Richmond has bagged the top spot in Rightmove’s rankings of London’s happiest places to live.
An annual Rightmove study, which polls over 21,000 people in Great Britain, asks residents how they feel about where they live. It covers things like how friendly their neighbours, the general sense of belonging, and the quality of nature and green spaces in the area. Richmond upon Thames came up trumps once again, being crowned the happiest place to live in London, and the tenth happiest place in Britain overall.
It’s probably unsurprising that the gorgeous, village-like borough is always so successful—and perhaps this year more than most. 2020 has encouraged a lot of people to reconsider their priorities when it comes to finding a place to live. The so-called Happy at Home Index found that those who are looking at buying or renting a new home are now placing much greater importance on access to nature and green spaces. And that’s one thing you’re certainly not short of in Richmond. (Now seems like a good time to casually drop into conversation that we have a great guide to the wonderful Richmond Park.)
But it’s not cheap to buy in Richmond, is it?

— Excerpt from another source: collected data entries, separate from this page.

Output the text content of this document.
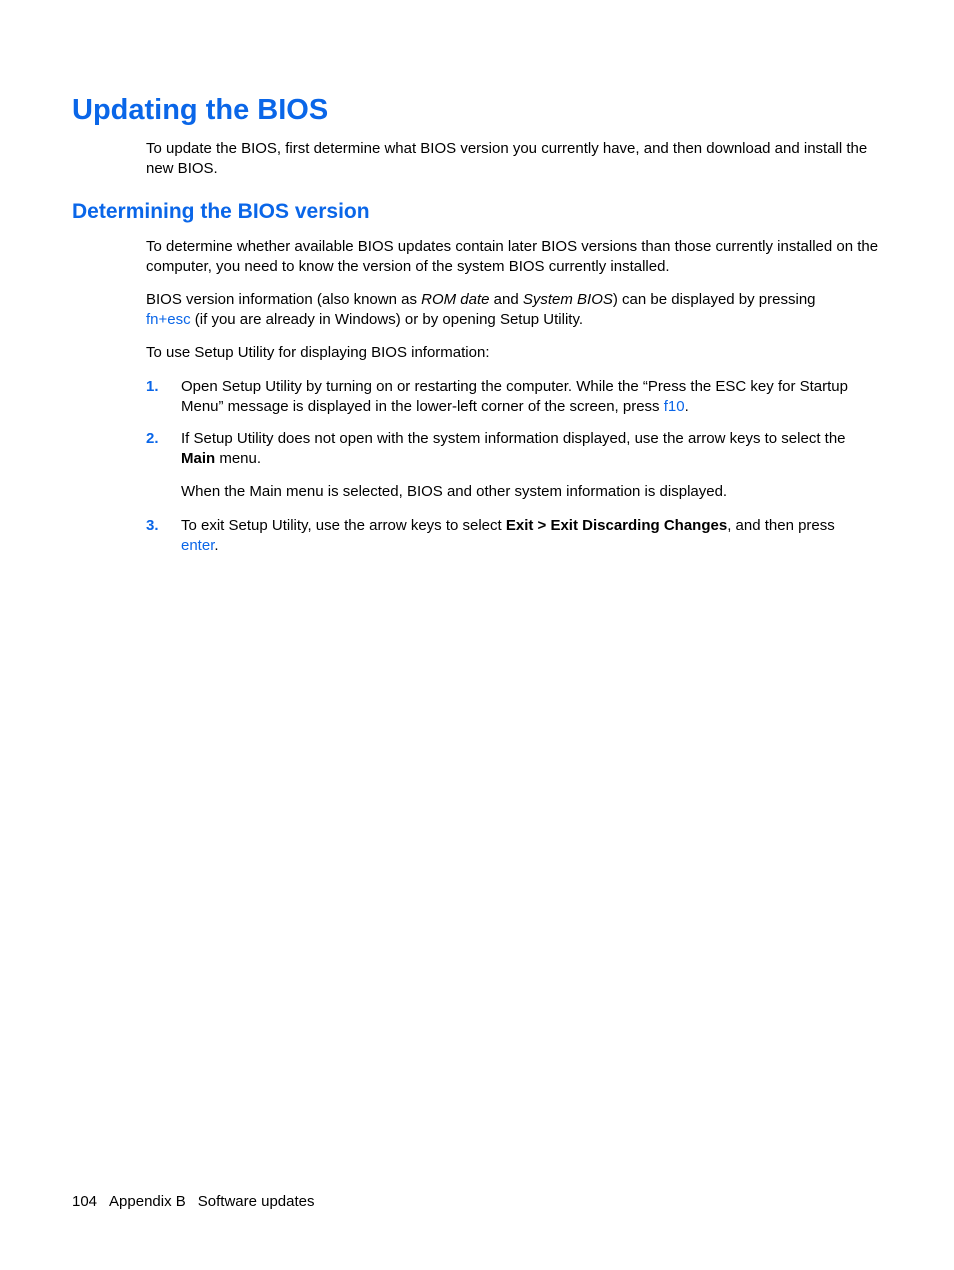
Updating the BIOS

To update the BIOS, first determine what BIOS version you currently have, and then download and install the new BIOS.

Determining the BIOS version

To determine whether available BIOS updates contain later BIOS versions than those currently installed on the computer, you need to know the version of the system BIOS currently installed.

BIOS version information (also known as ROM date and System BIOS) can be displayed by pressing
fn+esc (if you are already in Windows) or by opening Setup Utility.

To use Setup Utility for displaying BIOS information:

1. Open Setup Utility by turning on or restarting the computer. While the “Press the ESC key for Startup Menu” message is displayed in the lower-left corner of the screen, press f10.
2. If Setup Utility does not open with the system information displayed, use the arrow keys to select the Main menu.
When the Main menu is selected, BIOS and other system information is displayed.
3. To exit Setup Utility, use the arrow keys to select Exit > Exit Discarding Changes, and then press
enter.
104 Appendix B Software updates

The average house price currently sits at around £870,000, which is way above the general London average of £630,634. Renters, however, might be less taken aback, with the average monthly rent for a two-bedroom property costing around £1,879, compared to the general London average of £2,130. And, if working from home continues post-pandemic, the commute might be less of a hindrance. Just saying…
Behind Richmond in the list of London’s happiest spots is Kensington and Chelsea, which just so happens to be the city’s most expensive borough, followed by Kingston upon Thames, and Waltham Forest. Popular, or ‘happy’, commuter locations include Tonbridge, Guildford, Bishop’s Stortford, and St. Albans.
Moving away from the capital, the overall winner of ‘Happiest Place to Live in Great Britain’ is the idyllic coastal town of St Ives. In second place was Skipton in North Yorkshire, with Leamington Spa in Warwickshire in third.
2020 has been a weird year, but spending more time at home seems to have had a positive impact on how much people appreciate their local area. 36% of people said they like the area they live in more. Rightmove’s resident data property expert Tim Bannister said: “Overall, I think lockdown has enabled people to rediscover what’s on their doorstep, and spending more time in their local areas has made people value their surroundings and communities so much more. This year’s study shows a greater appreciation for green spaces and nature, and a strong correlation between people living in coastal and rural areas and how happy people are where they live.”